Kapı güm güm ediyor.
Bu kim ki sabahın bu vaktinde? Bu saatte gelenimiz de olmaz ya!
Hayallah! Kapıya alacaklı gibi de vuruyor. Kimseye de borcumuz yok çok şükür. Kendi yağımızda kavrulup gidiyoruz. Bu da neyin nesi diyerek eşimle göz göze geldik.

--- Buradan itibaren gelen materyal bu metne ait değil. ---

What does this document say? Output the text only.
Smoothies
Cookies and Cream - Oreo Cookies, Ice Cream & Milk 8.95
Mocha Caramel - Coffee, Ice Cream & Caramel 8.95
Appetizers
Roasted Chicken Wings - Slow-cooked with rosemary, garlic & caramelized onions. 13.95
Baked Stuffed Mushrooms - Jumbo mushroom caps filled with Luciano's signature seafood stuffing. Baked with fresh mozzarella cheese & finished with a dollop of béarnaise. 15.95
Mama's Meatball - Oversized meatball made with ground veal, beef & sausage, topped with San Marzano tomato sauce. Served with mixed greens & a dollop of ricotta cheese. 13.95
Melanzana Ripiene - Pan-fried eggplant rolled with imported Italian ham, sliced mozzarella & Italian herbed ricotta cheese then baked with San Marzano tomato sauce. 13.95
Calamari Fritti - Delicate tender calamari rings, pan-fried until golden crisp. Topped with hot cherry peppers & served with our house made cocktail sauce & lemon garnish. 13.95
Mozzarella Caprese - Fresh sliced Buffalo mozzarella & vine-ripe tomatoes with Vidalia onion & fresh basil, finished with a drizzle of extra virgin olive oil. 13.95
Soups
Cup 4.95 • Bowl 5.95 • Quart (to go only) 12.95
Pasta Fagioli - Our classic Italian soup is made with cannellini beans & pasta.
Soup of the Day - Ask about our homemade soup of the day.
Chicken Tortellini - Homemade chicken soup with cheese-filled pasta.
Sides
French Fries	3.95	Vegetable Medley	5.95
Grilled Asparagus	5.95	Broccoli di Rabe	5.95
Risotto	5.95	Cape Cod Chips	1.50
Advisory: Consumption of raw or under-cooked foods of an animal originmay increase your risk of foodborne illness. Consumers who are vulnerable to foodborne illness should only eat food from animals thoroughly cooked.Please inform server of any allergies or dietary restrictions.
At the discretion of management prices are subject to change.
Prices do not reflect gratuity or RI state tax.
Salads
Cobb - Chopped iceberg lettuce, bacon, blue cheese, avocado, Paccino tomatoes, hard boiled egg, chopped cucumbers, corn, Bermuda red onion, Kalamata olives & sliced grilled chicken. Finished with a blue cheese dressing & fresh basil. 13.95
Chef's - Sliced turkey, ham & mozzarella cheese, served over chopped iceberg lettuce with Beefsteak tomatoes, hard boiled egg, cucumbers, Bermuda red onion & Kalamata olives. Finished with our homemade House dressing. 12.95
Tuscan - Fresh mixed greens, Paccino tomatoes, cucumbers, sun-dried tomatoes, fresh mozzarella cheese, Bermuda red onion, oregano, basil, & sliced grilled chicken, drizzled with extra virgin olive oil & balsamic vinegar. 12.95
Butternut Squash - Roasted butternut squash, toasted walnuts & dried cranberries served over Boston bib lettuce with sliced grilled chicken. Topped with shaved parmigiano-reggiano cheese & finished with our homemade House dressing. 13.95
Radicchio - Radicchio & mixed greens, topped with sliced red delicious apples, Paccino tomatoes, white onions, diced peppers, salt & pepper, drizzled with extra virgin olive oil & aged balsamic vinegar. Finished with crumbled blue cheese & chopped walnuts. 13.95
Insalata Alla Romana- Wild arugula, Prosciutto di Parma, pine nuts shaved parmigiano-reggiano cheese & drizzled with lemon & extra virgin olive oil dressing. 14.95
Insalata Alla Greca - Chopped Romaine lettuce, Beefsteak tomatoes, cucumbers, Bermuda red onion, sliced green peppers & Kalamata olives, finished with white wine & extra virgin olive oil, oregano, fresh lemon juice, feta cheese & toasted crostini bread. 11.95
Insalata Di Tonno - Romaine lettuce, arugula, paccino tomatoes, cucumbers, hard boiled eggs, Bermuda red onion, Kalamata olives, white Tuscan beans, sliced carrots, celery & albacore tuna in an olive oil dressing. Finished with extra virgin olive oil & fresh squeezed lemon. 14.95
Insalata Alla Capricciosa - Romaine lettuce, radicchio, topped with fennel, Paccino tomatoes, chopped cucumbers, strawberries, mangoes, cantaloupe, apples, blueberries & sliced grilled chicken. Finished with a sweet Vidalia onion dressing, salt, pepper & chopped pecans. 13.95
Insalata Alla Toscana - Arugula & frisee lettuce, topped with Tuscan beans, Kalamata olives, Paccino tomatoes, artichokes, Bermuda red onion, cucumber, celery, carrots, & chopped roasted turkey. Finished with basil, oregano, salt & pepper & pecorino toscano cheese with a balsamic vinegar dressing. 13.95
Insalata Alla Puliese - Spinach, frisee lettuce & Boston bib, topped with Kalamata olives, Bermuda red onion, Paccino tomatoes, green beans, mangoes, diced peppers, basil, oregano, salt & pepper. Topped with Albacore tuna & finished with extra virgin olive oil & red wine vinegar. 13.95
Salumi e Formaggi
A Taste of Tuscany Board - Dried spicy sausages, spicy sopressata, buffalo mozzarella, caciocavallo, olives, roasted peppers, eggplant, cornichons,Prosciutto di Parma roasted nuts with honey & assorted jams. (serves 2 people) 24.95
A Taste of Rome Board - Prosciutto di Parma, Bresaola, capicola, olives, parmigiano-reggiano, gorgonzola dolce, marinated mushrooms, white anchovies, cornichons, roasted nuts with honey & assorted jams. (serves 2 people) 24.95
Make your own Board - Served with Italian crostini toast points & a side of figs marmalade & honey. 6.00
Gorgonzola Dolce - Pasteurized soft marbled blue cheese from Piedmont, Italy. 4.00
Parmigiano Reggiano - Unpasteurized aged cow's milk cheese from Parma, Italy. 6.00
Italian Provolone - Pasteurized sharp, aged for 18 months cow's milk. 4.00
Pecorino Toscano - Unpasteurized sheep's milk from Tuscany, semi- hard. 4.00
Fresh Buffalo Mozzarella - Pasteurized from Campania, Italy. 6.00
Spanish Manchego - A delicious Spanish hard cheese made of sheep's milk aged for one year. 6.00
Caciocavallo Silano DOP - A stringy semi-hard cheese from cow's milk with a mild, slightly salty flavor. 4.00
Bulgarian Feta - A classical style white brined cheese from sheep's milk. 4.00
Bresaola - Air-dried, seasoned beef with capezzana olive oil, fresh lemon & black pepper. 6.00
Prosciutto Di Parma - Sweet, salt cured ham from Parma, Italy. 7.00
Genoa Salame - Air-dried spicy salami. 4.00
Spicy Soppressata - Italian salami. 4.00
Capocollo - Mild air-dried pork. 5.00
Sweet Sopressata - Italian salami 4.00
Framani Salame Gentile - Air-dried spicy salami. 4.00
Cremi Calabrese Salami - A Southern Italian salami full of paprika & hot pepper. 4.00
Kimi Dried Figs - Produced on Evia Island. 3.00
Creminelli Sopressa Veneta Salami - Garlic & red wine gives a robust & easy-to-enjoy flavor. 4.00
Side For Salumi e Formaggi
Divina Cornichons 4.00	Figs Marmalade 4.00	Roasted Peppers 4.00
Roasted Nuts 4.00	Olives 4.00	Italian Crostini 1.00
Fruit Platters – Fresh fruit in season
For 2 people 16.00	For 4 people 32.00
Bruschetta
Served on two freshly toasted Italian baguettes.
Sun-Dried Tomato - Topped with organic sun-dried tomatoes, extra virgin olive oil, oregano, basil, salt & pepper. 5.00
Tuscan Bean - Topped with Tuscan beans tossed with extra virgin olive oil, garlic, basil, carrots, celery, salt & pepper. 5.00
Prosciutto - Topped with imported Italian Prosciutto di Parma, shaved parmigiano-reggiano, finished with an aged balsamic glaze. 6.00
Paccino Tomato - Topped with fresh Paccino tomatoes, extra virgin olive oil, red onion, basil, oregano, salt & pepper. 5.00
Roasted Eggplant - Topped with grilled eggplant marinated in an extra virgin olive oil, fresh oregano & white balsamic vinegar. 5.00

-Hayatım sen dur ben bakarım kapıya.
Öyle dedim ama on metrelik kapı yolu sanki bir ömürlük yol gibiydi. Ne çok korkularım varmış da itiraf edemiyormuşum kimseye. Geçmişi düşünmekten , geleceği düşünmekten yaşadığımız anı kaçırmışız. Bilemiyorum zaman ne çok şey almış bizden. Öyle hoyrat geçiyor ki bilinmezlikler ülkesine bizi sürüklüyor farkına varamıyoruz. Anlamını veremediğimiz duygularla bizi savaştırıp durduruyor. Hergün yeni birileri hergün yeni duygularla karşılaştırıyor.
Derken kapıdayım.
Mercekten dışarı bi baktım. Uzun boylu, saçları epey eksilmiş biri. Uzun zaman olmuş mercekten dışarı bakmayalı. İhtiyaç duymamışız ki bugüne kadar kapı merceğine. Merceğin camı kirlenmiş , kapıdaki gelen şahsı tam tanıyamadım. Mecbur kapıyı açtım evin reisi olarak. Aaa üst komşu İbrahim bey! Bize de hiç gelmişliği yok ki. Neden geldi derken?!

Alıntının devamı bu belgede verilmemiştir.